La rencontre face au Torino (4-2), en novembre, permet de parfaitement mettre en lumière les différentes facettes du jeu de Lukaku. Le Belge est ainsi une arme pour attaquer la profondeur…

… un joueur utile dans un rôle de planche…

… un outil très fiable pour trouver des décalages et du liant entre les lignes…

… ou pour mettre un coéquipier sur orbite dans la surface…

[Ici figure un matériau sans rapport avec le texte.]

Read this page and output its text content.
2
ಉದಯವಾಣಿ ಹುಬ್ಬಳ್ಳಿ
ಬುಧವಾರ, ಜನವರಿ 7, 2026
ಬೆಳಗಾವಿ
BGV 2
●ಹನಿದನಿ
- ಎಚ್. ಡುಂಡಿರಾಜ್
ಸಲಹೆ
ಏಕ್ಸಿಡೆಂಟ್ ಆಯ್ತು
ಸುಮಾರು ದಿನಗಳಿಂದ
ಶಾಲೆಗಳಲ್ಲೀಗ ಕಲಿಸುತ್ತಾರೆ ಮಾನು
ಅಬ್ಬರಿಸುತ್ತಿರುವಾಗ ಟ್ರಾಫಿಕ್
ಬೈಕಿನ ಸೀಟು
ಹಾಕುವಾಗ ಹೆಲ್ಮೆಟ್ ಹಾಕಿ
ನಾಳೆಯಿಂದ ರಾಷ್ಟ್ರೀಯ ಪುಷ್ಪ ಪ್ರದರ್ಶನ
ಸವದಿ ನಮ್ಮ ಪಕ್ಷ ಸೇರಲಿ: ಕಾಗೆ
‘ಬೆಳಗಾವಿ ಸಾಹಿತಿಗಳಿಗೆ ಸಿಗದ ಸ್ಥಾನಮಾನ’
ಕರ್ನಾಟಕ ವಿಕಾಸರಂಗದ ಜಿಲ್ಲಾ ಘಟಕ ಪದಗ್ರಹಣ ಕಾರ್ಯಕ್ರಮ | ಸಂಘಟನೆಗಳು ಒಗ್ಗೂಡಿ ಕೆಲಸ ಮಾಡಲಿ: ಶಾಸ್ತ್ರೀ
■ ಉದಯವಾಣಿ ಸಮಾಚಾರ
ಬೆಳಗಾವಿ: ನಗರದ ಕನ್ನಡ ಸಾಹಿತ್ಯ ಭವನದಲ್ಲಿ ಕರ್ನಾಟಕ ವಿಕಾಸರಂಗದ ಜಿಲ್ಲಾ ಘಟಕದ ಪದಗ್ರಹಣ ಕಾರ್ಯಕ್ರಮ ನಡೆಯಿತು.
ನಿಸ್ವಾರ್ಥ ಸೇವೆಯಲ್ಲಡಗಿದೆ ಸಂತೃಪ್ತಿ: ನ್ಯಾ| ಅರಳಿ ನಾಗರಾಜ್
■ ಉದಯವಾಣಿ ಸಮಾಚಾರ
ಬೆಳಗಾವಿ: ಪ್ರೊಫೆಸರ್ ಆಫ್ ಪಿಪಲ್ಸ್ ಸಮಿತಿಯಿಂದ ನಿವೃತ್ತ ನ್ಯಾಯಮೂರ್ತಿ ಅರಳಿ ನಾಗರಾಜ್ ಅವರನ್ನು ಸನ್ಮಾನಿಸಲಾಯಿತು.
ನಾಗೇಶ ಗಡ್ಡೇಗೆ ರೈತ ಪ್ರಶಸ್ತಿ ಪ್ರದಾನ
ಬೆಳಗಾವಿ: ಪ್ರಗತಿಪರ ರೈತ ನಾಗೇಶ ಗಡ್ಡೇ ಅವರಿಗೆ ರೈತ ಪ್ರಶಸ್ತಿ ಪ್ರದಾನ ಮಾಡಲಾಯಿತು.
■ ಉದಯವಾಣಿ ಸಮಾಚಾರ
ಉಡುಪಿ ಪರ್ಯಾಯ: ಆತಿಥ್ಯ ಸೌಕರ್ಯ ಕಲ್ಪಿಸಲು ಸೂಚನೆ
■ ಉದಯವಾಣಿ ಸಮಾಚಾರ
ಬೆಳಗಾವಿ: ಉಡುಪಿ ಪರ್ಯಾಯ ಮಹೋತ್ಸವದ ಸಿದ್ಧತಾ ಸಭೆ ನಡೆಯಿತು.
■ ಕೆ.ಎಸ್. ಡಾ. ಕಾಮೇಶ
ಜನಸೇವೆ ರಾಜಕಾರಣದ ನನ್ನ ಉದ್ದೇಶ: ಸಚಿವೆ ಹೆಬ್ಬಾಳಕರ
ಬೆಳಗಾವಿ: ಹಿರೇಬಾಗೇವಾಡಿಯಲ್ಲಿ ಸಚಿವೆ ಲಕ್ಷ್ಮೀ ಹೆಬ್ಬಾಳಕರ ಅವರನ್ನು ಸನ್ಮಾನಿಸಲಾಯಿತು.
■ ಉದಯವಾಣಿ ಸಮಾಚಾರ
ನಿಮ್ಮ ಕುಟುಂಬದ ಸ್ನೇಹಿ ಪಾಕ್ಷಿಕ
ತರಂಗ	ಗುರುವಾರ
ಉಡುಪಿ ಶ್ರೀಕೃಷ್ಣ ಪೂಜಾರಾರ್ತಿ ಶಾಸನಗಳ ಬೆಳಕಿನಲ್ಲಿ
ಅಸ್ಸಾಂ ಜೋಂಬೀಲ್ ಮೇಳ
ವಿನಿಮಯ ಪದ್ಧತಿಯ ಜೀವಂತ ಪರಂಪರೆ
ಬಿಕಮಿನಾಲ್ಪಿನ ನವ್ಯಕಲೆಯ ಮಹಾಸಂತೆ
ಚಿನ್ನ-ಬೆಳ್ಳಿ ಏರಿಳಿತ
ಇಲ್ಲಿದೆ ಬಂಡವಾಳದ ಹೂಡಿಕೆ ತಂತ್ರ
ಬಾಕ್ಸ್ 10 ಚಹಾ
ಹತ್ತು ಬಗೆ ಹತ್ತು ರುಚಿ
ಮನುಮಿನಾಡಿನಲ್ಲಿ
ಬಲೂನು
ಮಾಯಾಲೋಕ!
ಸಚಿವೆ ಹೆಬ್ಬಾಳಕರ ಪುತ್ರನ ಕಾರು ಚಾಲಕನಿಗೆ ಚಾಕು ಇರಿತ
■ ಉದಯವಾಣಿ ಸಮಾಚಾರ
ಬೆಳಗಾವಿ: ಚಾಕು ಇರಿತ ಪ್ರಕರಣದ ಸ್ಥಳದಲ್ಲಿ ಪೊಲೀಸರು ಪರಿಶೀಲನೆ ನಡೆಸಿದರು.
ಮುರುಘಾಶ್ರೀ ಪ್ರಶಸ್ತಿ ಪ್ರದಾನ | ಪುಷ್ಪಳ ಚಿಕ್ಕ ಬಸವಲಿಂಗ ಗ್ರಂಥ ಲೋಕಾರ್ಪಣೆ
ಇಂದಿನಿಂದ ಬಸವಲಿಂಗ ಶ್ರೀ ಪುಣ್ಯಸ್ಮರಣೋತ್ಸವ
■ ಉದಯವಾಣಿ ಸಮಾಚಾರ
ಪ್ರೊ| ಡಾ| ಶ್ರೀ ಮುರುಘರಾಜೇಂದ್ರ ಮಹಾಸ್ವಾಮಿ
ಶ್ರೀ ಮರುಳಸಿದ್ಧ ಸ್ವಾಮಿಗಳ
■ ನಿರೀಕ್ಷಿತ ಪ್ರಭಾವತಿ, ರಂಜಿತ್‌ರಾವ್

… mais aussi – et surtout – pour frapper.

Plus explosif que jamais

Souvent pointé du doigt pour son physique (il chausse du 48,5) depuis le début de sa carrière, Lukaku a su tailler son corps (1,91m, 94 kilos) pour en faire aujourd’hui un atout redoutable. Plus que jamais, il y a du Shaquille O’Neal en lui, dans sa capacité à jouer avec son gabarit, mais aussi dans sa capacité à faire monter son équipe, à se retourner avec agilité et à jouer avec vitesse dos au but. Avant de l’affronter avec Bologne début décembre, Siniša Mihajlović s’était alors marré : « Je pourrais peut-être l’arrêter sur un ring, mais sur un terrain de foot, où on ne peut pas donner de coups, je ne pourrais rien faire. » La remarque est justifiée : grâce notamment à un haut du corps ultra affûté, Romelu Lukaku fait aujourd’hui reculer n’importe quelle défense et possède une explosivité effrayante, ce qu’on avait par exemple vu lors du derby de Milan (3-0), en février.

Trouvé face au jeu, Lukaku est dans sa position la plus mortelle : la défense du Milan le laisse avancer et prendre de la vitesse…

… pas de pitié.

Parfois décrit comme lent, ce qui a toujours été une erreur (à Manchester United, il a un jour terminé deuxième aux tests de sprint derrière Diogo Dalot avec une vitesse de pointe de 36,25 km/h), Lukaku a également déchiré pour de bon cette étiquette en Italie en travaillant davantage l’explosivité et la puissance de sa poussée (de façon à prendre de la vitesse plus rapidement).

Preuve de ce travail sur l’explosivité : face à Sassuolo, début avril, où, enfermé le long de la ligne de touche, Romelu Lukaku va placer une accélération…

… et déposer deux joueurs adverses avant de trouver Alexis Sánchez, qui va ensuite rater le cadre.

Autre situation face à la Lazio où, lancé face à Parolo, Lukaku va tout détruire sur son passage…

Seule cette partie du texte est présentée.